|
From: Jason D. <ja...@in...> - 2003-01-04 04:22:52
|
On Fri, 2003-01-03 at 17:13, David Goodger wrote:
> [David Goodger]
> >> A quick & dirty way to implement what you want would be to indicate
> >> the role of each acronym like this: "`reST`:acronym:" or
> >> "`reST`:a:". This will put the role into a doctree node attribute,
> >> which is easy to check for in code. But the text is butt-ugly and
> >> this approach become obsolete (read on).
> ^
> I meant to say "*may* become obsolete"
>
> [Jason Diamond]
> > This is what I did. It is ugly but not as much as in HTML. At least
> > the titles can be defined elsewhere.
>
> (By "titles" I assume you mean roles [as in `interpreted text`:role:].
> Correct? If not, please explain what you do mean.)
I want to translate "`reST`:acronym:" into "<acronym
title='reStructuredText'>reST</acronym>". The value of the title
attribute has to be defined out-of-band since you can't parameterize
interpreted text.

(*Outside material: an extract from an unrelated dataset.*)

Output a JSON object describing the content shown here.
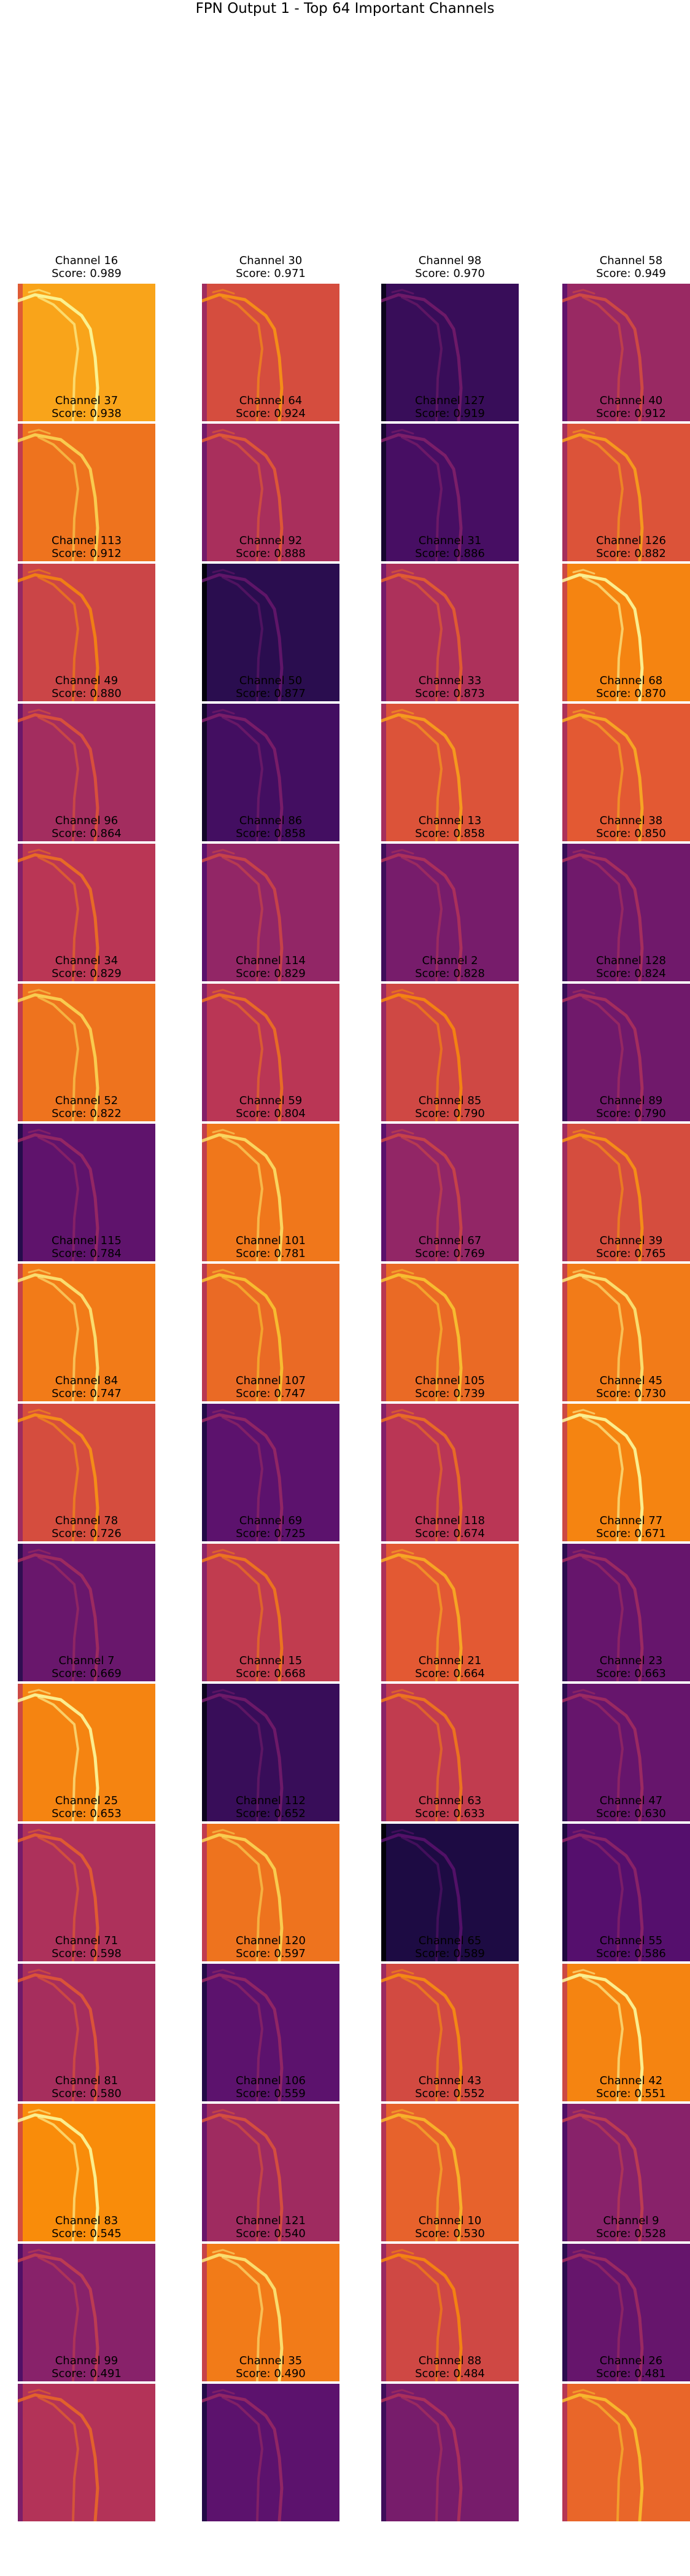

Right now I have them in a separate file but I'm
experimenting with creating a directive that will use some form of reST
syntax to let you define them.
> That's fine, but please be aware that the current internal
> representation will probably be ripped out and replaced before long.
So instead of an `interpreted` node, I'll have an `acronym` node? I'll
be moving my code to `visit_acronym` and `depart_acronym`?
> >> An application (or document or processing run) could specify a
> >> default role, so a ":role:" prefix or suffix wouldn't be required;
> >> plain `backquotes` would be sufficient.
> >>
> >> Ideally and eventually, the "interpreted" element will disappear
> >> from the Docutils doctree. In its place will be a customizable set
> >> of inline elements including "acronym" and "index_entry", directly
> >> created by the parser.
> >
> > How will that work? Will acronyms and index entries use a different
> > syntax to differentiate themselves from each other?
>
> No, they'll still use interpreted text syntax. I meant that
> internally, acronyms will be <acronym> elements and index entries will
> be <index_entry> elements; there will be no <interpreted role="...">
> elements. I don't plan on adding new syntax.
But you're letting people create new node types just by making up new
role names? Won't that make defining the DTD difficult? I like the
interpreted/role approach. It would be nice if the walk/walkabout
methods looked for the role attribute on intrepreted nodes, though. They
could invoke `visit_interpreted_acronym` or
`visit_interpreted_index_entry` depending on the role attribute and fall
back to `visit_interpreted` in case the extended method doesn't exist.
> > What if an acronym was also an index entry?
>
> That's a tough one. We're approaching the limitations of
> reStructuredText now. Inline markup cannot be nested, so you would
> either have to choose one of the roles, or make up a new combined
> "acronym-index-entry" role. The latter case could easily become quite
> complicated.
>
> I suppose the interpreted text syntax *could* be extended for multiple
> roles, something like this::
>
> `interpreted text`:role1,role2:
>
> But at first glance that seems exceedingly ugly to me. Basically, if
> a document is so complex as to require nested inline markup, perhaps
> another markup system should be considered. reStructuredText does not
> have the flexibility of XML (by design).
How about this::
`interpreted text`:role1:role2:
Could we parameterize roles like this::
`interpreted text`:role1(foo=bar):role2(baz=quux):
Yes, it's ugly. Just a different kind of ugly compared to XML.
The reason I was thinking about parameters (or attributes) was to
"override" a defined acronym::
`CSS`:acronym:
could produce::
<acronym title="Cascading Style Sheets">CSS</acronym>
by default but::
`CSS`:acronym(title=Content Scrambling System):
could produce::
<acronym title="Content Scrambling System">CSS</acronym>
when writing about DVDs and copy protection.
I'm not really pushing for these--just thought I'd throw them out there
to see what you might think. I'd like to see reST stay simple but still
be powerful enough to get most of what I'd like to do done.